Ahora bien, nada sería más contrario a una verdadera comprensión de esta tradición que considerar a ese Cristo-fuente como una realidad del pasado. No. La convicción más genuina de la fe cristiana es que esa fuente originaria está viva, presente y activa en nuestra historia de hoy.
En lenguaje coloquial, esta convicción lleva consigo una rotunda negativa a aceptar que el cristianismo sea una antigualla, una pieza de museo, amortizado definitivamente en su capacidad de hablar al mundo moderno y postmoderno.
En efecto, en lo que podríamos llamar el "mercado común de las ideas", el papa Ratzinger está convencido, lo dice y lo argumenta, de que el cristianismo puede ocupar un puesto en pie de igualdad con todas aquellas instancias de pensamiento y praxis que se ofrecen como portadoras de sentido.

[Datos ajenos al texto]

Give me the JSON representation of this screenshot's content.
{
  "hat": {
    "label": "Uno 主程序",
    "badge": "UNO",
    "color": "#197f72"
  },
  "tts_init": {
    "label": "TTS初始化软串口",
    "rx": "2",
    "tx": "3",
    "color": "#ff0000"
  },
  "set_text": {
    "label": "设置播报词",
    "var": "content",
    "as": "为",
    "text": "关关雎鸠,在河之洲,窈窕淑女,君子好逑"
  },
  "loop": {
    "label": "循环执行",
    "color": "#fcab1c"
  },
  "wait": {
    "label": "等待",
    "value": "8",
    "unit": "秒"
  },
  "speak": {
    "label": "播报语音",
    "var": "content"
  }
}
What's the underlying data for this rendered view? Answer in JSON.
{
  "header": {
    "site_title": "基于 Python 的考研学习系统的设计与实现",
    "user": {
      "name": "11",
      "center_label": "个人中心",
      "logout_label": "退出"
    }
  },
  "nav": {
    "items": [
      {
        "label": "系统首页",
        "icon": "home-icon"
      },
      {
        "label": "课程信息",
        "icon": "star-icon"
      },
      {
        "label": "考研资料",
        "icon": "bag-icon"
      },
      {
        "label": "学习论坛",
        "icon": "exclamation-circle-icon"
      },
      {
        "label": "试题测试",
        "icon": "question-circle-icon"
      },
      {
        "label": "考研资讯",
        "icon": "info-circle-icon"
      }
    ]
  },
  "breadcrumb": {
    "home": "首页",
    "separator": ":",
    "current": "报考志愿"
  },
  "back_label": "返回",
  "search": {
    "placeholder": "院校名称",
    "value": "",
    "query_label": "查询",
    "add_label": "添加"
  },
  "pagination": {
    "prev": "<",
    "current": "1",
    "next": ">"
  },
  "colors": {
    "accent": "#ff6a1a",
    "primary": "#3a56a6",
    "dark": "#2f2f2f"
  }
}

La consecuencia sociológica es obvia: todo intento de exclusión del cristianismo del ágora donde se discute lo que es esencial para el hombre, relegándolo a una esfera privada con las conexiones sociales previa y sabiamente inutilizadas, es un atropello que contradice en su raíz la proclama fundamental de la modernidad en su exigencia de igualdad y su condena de todo prejuicio.